Если честно, то я не знаю, специально ли Роммель пропустил тот перекрёсток и не повёл нас на запад. Или, чтобы не пустить нас сразу в пиздорез, завёл в тот подлесок, где мы упёрлись в непроходимую водную преграду в виде каналов. Официальная версия звучит так. На телефоне в программе навигации были ошибочно не указаны каналы вокруг ТЭС. Припёрлись на исходную.
Сказать, что я был в ахуе, не сказать ничего. Сами, думаю, понимаете. Сотку килограммов туда, сотку килограммов сюда. Присел, прилёг, покурил, вспотел, охуел. Нормально.
В этом нашем первом проникновении в штурм сделал для себя одно наблюдение. В траве с разными интервалами валялись гранаты.
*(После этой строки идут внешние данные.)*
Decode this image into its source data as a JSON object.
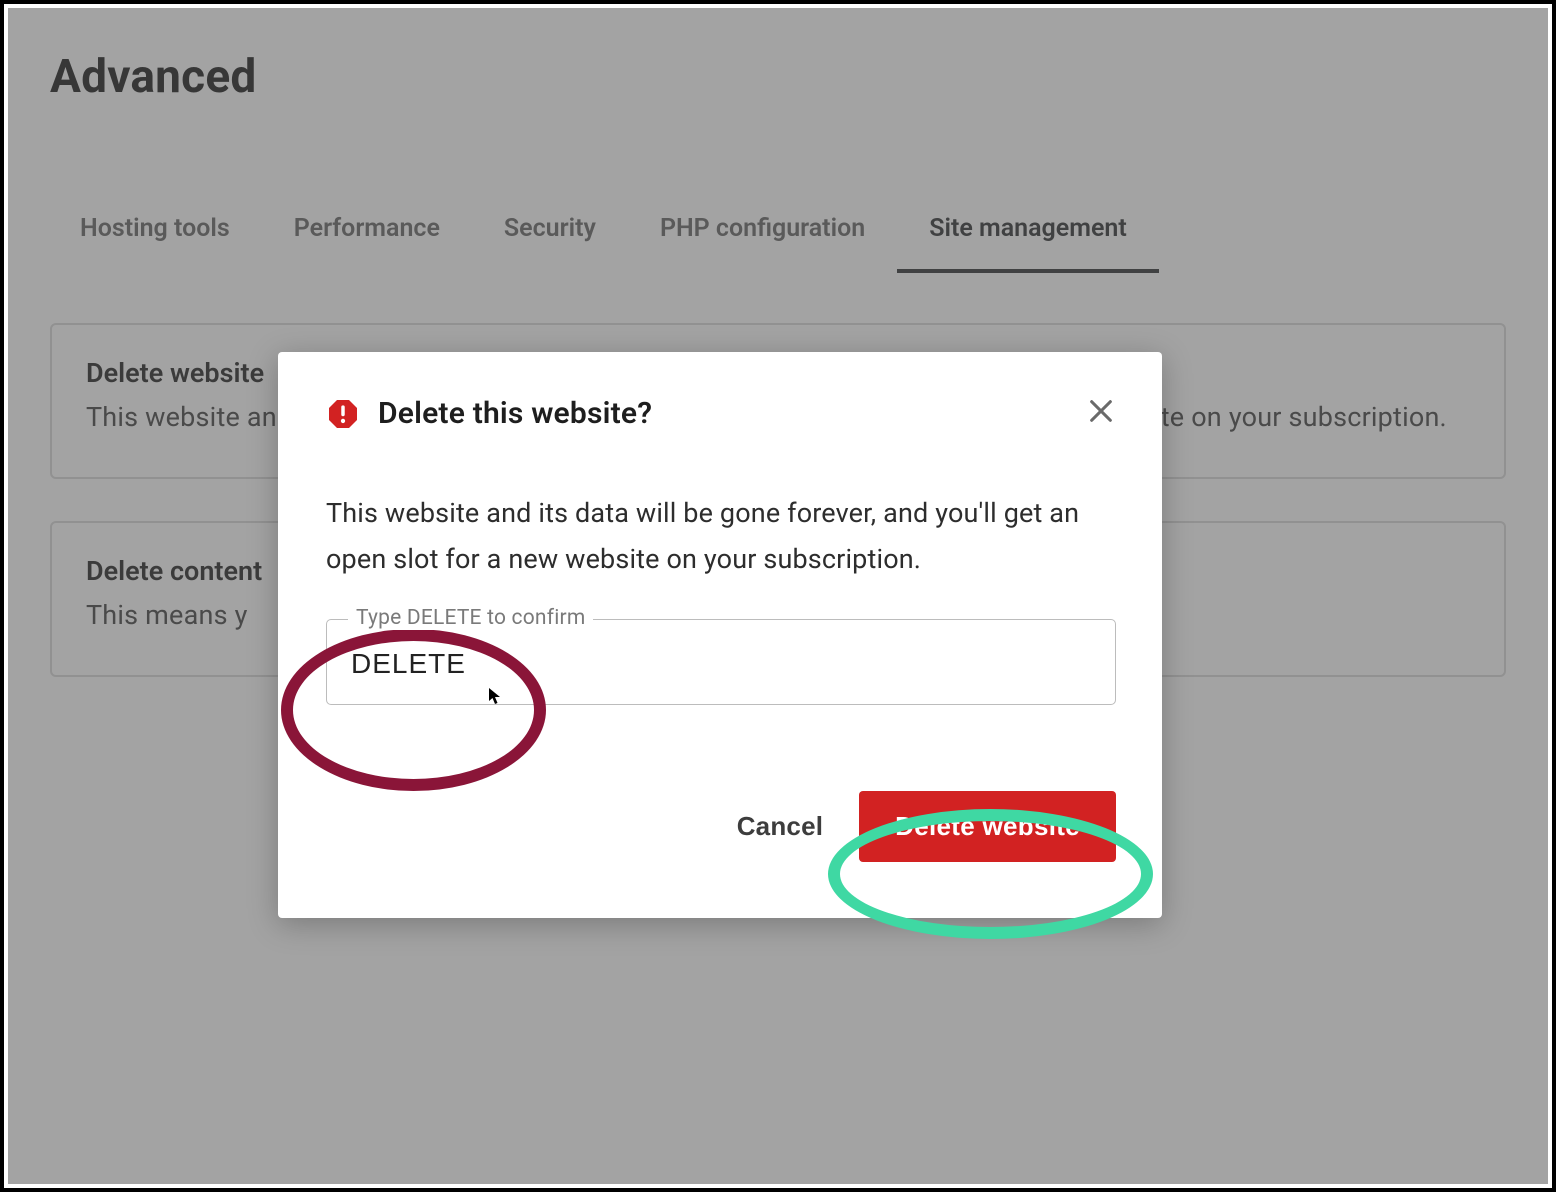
{
  "page": {
    "title": "Advanced"
  },
  "tabs": {
    "items": [
      {
        "label": "Hosting tools",
        "active": false
      },
      {
        "label": "Performance",
        "active": false
      },
      {
        "label": "Security",
        "active": false
      },
      {
        "label": "PHP configuration",
        "active": false
      },
      {
        "label": "Site management",
        "active": true
      }
    ]
  },
  "cards": [
    {
      "title": "Delete website",
      "body": "This website and its data will be gone forever, and you'll get an open slot for a new website on your subscription."
    },
    {
      "title": "Delete content",
      "body": "This means y"
    }
  ],
  "modal": {
    "title": "Delete this website?",
    "body": "This website and its data will be gone forever, and you'll get an open slot for a new website on your subscription.",
    "field_label": "Type DELETE to confirm",
    "field_value": "DELETE",
    "cancel_label": "Cancel",
    "confirm_label": "Delete website"
  },
  "colors": {
    "danger": "#d22222",
    "annot_maroon": "#8a1538",
    "annot_green": "#3fd8a3"
  }
}
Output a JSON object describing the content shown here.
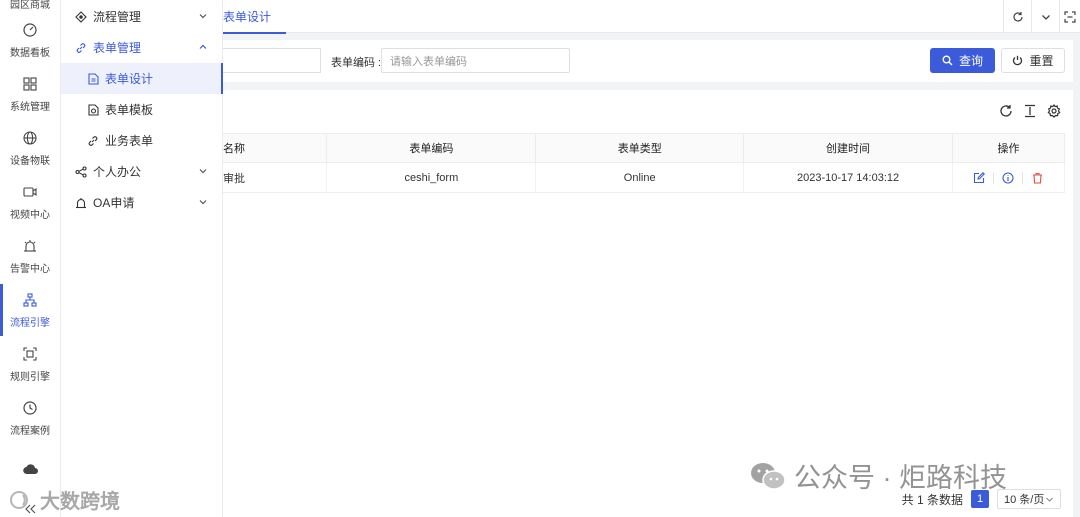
{
  "rail": {
    "top_label": "园区商城",
    "items": [
      {
        "label": "数据看板",
        "icon": "gauge-icon"
      },
      {
        "label": "系统管理",
        "icon": "grid-icon"
      },
      {
        "label": "设备物联",
        "icon": "globe-icon"
      },
      {
        "label": "视频中心",
        "icon": "video-icon"
      },
      {
        "label": "告警中心",
        "icon": "alarm-icon"
      },
      {
        "label": "流程引擎",
        "icon": "sitemap-icon",
        "active": true
      },
      {
        "label": "规则引擎",
        "icon": "scan-icon"
      },
      {
        "label": "流程案例",
        "icon": "clock-icon"
      },
      {
        "label": "",
        "icon": "cloud-icon"
      }
    ]
  },
  "submenu": {
    "items": [
      {
        "label": "流程管理"
      },
      {
        "label": "表单管理"
      },
      {
        "label": "表单设计"
      },
      {
        "label": "表单模板"
      },
      {
        "label": "业务表单"
      },
      {
        "label": "个人办公"
      },
      {
        "label": "OA申请"
      }
    ]
  },
  "tabs": {
    "active": "表单设计"
  },
  "search": {
    "code_label": "表单编码 :",
    "code_placeholder": "请输入表单编码",
    "query_label": "查询",
    "reset_label": "重置"
  },
  "table": {
    "headers": [
      "名称",
      "表单编码",
      "表单类型",
      "创建时间",
      "操作"
    ],
    "rows": [
      {
        "name": "审批",
        "code": "ceshi_form",
        "type": "Online",
        "created": "2023-10-17 14:03:12"
      }
    ]
  },
  "pagination": {
    "total_text": "共 1 条数据",
    "current_page": "1",
    "page_size": "10 条/页"
  },
  "watermark": {
    "right": "公众号 · 炬路科技",
    "left": "大数跨境"
  },
  "colors": {
    "accent": "#3b5bdb",
    "danger": "#e74c3c"
  }
}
Это не пидоры. Какое-то уёбище или несколько скидывало БК. Из наших. Начали пробивать втихую, никто не признался. А гранат мы нашли штук пять-шесть.
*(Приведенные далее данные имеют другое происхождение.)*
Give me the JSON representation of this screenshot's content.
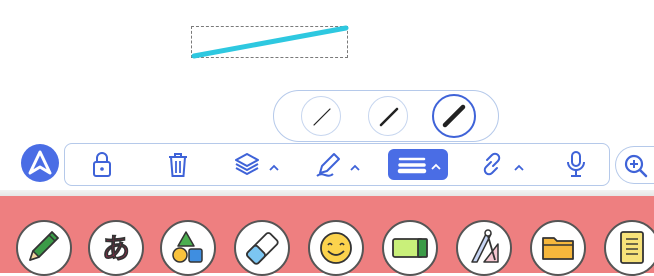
{
  "canvas": {
    "stroke_color": "#2ec8e0",
    "selection": "selected-stroke"
  },
  "width_popup": {
    "options": [
      "thin",
      "medium",
      "thick"
    ],
    "selected": "thick",
    "accent": "#3f63d8"
  },
  "toolbar": {
    "accent": "#4a6de5",
    "border": "#b5c9ea",
    "items": [
      {
        "icon": "lock-icon"
      },
      {
        "icon": "trash-icon"
      },
      {
        "icon": "layers-icon",
        "has_menu": true
      },
      {
        "icon": "pen-settings-icon",
        "has_menu": true
      },
      {
        "icon": "line-width-icon",
        "has_menu": true,
        "active": true
      },
      {
        "icon": "link-icon",
        "has_menu": true
      },
      {
        "icon": "microphone-icon"
      }
    ],
    "zoom_icon": "zoom-in-icon"
  },
  "tray": {
    "background": "#ee7f80",
    "tools": [
      {
        "icon": "pencil-icon",
        "color": "#2e8b3a"
      },
      {
        "icon": "text-icon",
        "label": "あ",
        "color": "#e0245e"
      },
      {
        "icon": "shapes-icon"
      },
      {
        "icon": "eraser-icon"
      },
      {
        "icon": "stamp-icon"
      },
      {
        "icon": "marker-icon"
      },
      {
        "icon": "ruler-compass-icon"
      },
      {
        "icon": "folder-icon"
      },
      {
        "icon": "notebook-icon"
      }
    ]
  }
}
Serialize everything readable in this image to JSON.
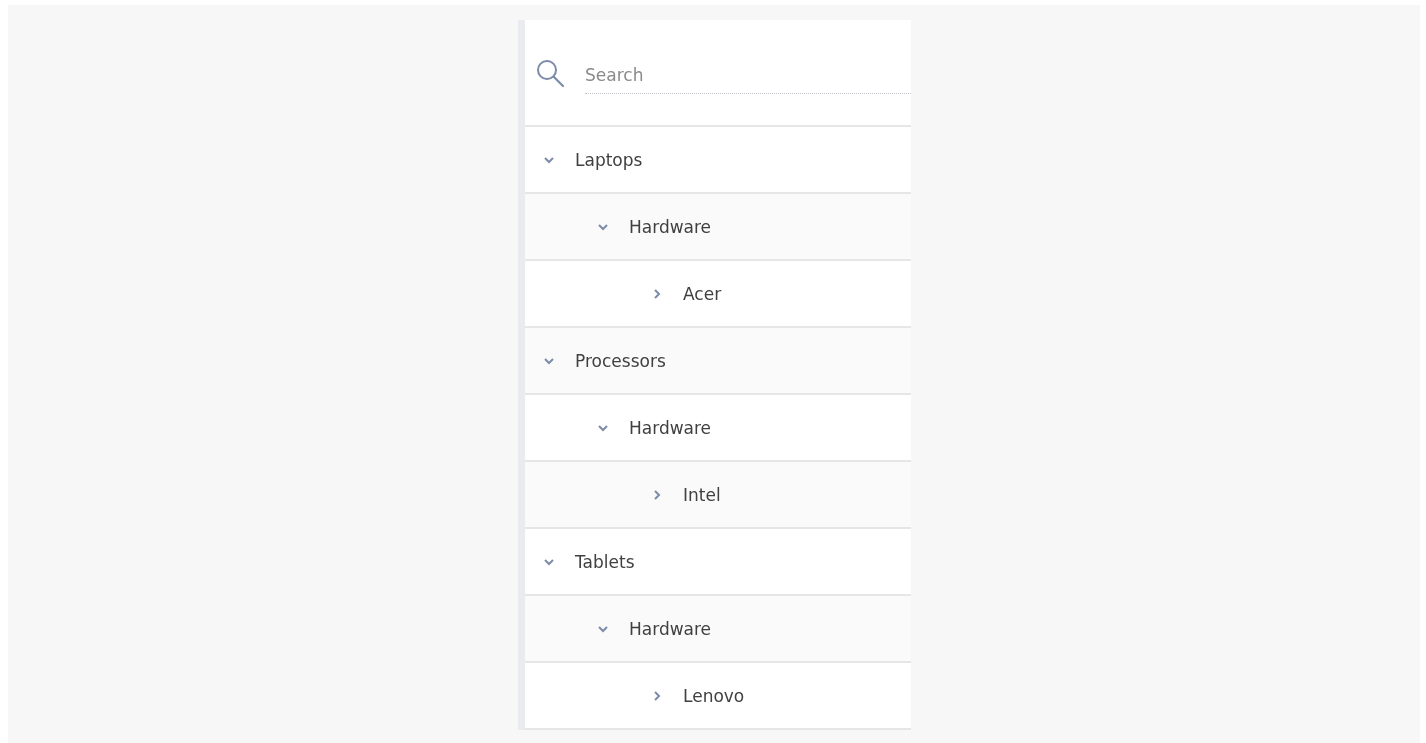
{
  "search": {
    "placeholder": "Search"
  },
  "tree": [
    {
      "label": "Laptops",
      "expanded": true,
      "children": [
        {
          "label": "Hardware",
          "expanded": true,
          "children": [
            {
              "label": "Acer",
              "expanded": false
            }
          ]
        }
      ]
    },
    {
      "label": "Processors",
      "expanded": true,
      "children": [
        {
          "label": "Hardware",
          "expanded": true,
          "children": [
            {
              "label": "Intel",
              "expanded": false
            }
          ]
        }
      ]
    },
    {
      "label": "Tablets",
      "expanded": true,
      "children": [
        {
          "label": "Hardware",
          "expanded": true,
          "children": [
            {
              "label": "Lenovo",
              "expanded": false
            }
          ]
        }
      ]
    }
  ]
}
Мы вернулись и упали. Начинало сереть, и, судя по небу, дело было к дождю. Все разместились под кронами деревьев. Зажгли таблетки попить чаю после похода. Ещё все безостановочно палили БПЛА. Я же не упоминал о такой радости, как БПЛА? Терминатора смотрели? Нет? Вам пиздец. Проебёшь беспилотник, прилетела арта и убила.
Роммель, по обыкновению, куда-то съебал. Потом подошёл парнишка, спросил нож. Парень харизматичный, приятное лицо и такой же приятный голос. Нашли ему нож, дали. Он вернулся, вернул нож и предложил кофе. Все промолчали. Думаю, тоже промолчу, подожду. Прошло где-то полчаса, я поднял свою жопу и пошёл осмотреть место, где нам пришлось расположиться. Метрах в тридцати увидел паренька, который предлагал нам кофе. С ним сидел Роммель.
– Я за кофе. Я – Габыч.
– Я – Мельник, держи, братан.
Мельник мне дал косметичку, я открыл молнию, там была целая пачка молотого кофе, трофейного. Как же я люблю кофе! Основная масса людей не видела разницы между растворимым и кофе в зёрнах. Или просто не отдупляет.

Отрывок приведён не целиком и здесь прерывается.